Actelion has been boosted by the news that advisors to the US Food and Drug Administration have backed the Swiss firm’s Gaucher disease therapy Zavesca for a rare genetic disease that causes a toxic build-up of certain lipids in cells.

The FDA’s Endocrinologic and Metabolic Drugs Advisory Committee voted 10 to three in favour of the benefit/risk profile of Zavesca (miglustat) for the treatment of progressive neurological manifestations in adult patients and pediatric patients with Niemann-Pick type C (NP-C) disease. Actelion noted that the latter is “a very rare, relentlessly progressive and eventually fatal neurodegenerative genetic disorder for which no specific treatment is currently approved in the USA”.
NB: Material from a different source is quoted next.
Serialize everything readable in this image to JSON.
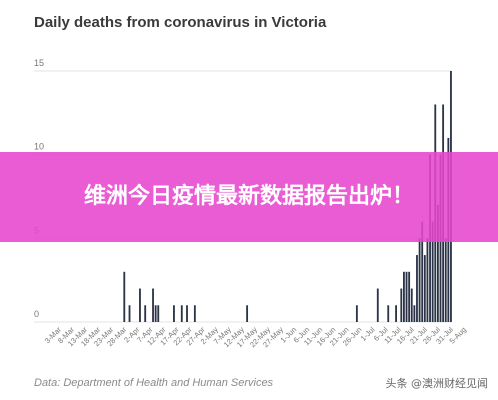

NP-C disease primarily affects children and teenagers and caused by the storage of some lipids, such as glycosphingolipids and cholesterol, within certain tissues in the body, including the brain. Actelion said “it is invariably progressive and most patients die within five to ten years of diagnosis” and “for the majority, the disease is fatal during childhood”. NP-C can manifest itself as clumsy body movements, balance problems, slow and slurred speech, difficulty in swallowing, problems with eye movements and seizures. Intellectual decline is also common.
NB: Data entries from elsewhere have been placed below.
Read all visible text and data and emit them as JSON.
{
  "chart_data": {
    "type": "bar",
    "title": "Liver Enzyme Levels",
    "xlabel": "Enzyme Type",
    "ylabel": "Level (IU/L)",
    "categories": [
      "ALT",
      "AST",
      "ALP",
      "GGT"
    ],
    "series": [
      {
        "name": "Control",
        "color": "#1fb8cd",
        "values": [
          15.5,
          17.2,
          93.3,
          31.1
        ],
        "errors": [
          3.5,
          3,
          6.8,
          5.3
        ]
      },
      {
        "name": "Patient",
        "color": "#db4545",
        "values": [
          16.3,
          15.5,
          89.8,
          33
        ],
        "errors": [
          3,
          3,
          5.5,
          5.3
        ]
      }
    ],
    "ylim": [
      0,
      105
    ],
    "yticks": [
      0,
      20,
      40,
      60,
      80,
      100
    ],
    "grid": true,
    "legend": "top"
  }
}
The panel’s recommendation is based on results from a trial called OGT 918-007 and two multicentre NP-C disease cohort studies as well as other clinical trials in related lysosomal storage disorders for the safety and tolerability evaluation. The company’s own study failed to meet its main effectiveness endpoint but a member of the committee, Katherine Flegal of the US Centers for Disease Control and Prevention, said “the risk from the drug is not devastating, but the disease is devastating. I think patients deserve an opportunity to see if they can benefit”.
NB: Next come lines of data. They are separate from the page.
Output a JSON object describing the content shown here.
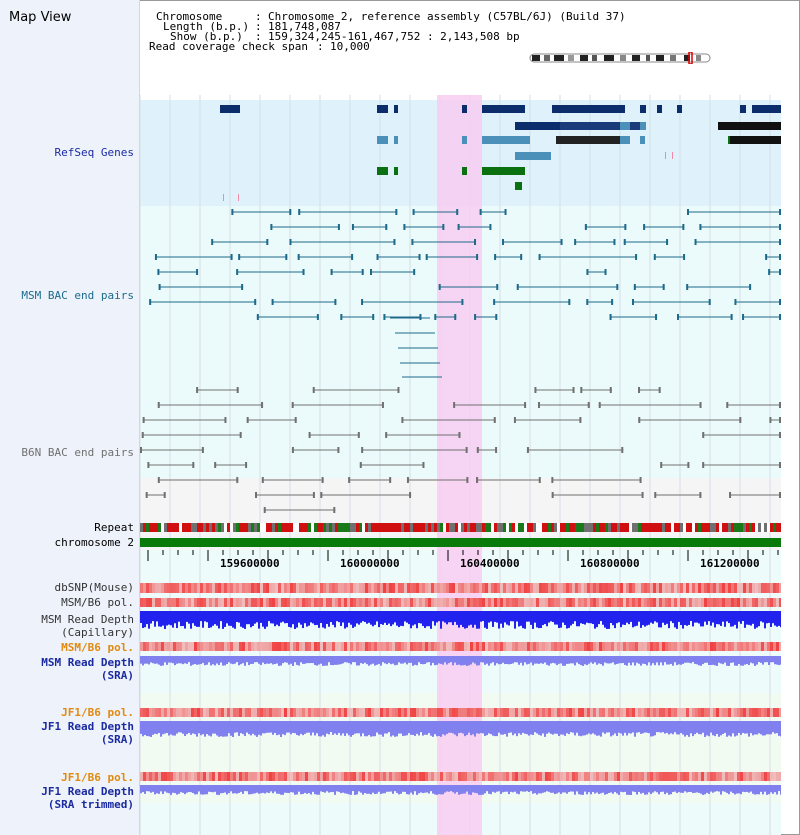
{
  "app": {
    "title": "Map View"
  },
  "info": {
    "chromosome_key": "Chromosome",
    "chromosome_val": "Chromosome 2, reference assembly (C57BL/6J) (Build 37)",
    "length_key": "Length (b.p.)",
    "length_val": "181,748,087",
    "show_key": "Show (b.p.)",
    "show_val": "159,324,245-161,467,752 : 2,143,508 bp",
    "coverage_key": "Read coverage check span",
    "coverage_val": "10,000"
  },
  "tracks": {
    "refseq": "RefSeq Genes",
    "msm_bac": "MSM BAC end pairs",
    "b6n_bac": "B6N BAC end pairs",
    "repeat": "Repeat",
    "chromosome": "chromosome 2",
    "dbsnp": "dbSNP(Mouse)",
    "msm_pol_cap": "MSM/B6 pol.",
    "msm_depth_cap_1": "MSM Read Depth",
    "msm_depth_cap_2": "(Capillary)",
    "msm_pol_sra": "MSM/B6 pol.",
    "msm_depth_sra_1": "MSM Read Depth",
    "msm_depth_sra_2": "(SRA)",
    "jf1_pol": "JF1/B6 pol.",
    "jf1_depth_1": "JF1 Read Depth",
    "jf1_depth_2": "(SRA)",
    "jf1_pol_trim": "JF1/B6 pol.",
    "jf1_trim_1": "JF1 Read Depth",
    "jf1_trim_2": "(SRA trimmed)"
  },
  "axis": {
    "ticks": [
      "159600000",
      "160000000",
      "160400000",
      "160800000",
      "161200000"
    ]
  },
  "colors": {
    "refseq_bg": "#dff2fb",
    "msm_bg": "#ebfbfb",
    "b6n_bg": "#f5f5f5",
    "highlight": "#f8cdf1",
    "gene_dark": "#0b2d6b",
    "gene_light": "#4a90b8",
    "gene_green": "#0b7010",
    "bac_msm": "#1d6a8a",
    "bac_b6n": "#707070",
    "chromosome": "#0a7a0a",
    "depth_cap": "#2222ee",
    "depth_sra": "#8080ee",
    "label_blue": "#1a2aa0",
    "label_orange": "#e08a10",
    "label_teal": "#1a6a8a"
  }
}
Zavesca is already approved in the USA and Europe for mild to moderate type 1 Gaucher disease in patients for whom enzyme replacement therapy is unsuitable. The drug got the green light in Europe for NP-C disease, which is known to affect just 500 patients and about 200 in the USA ,a year ago. It is, however, expensive and reports say the treatment costs almost $160,000 per year per patient.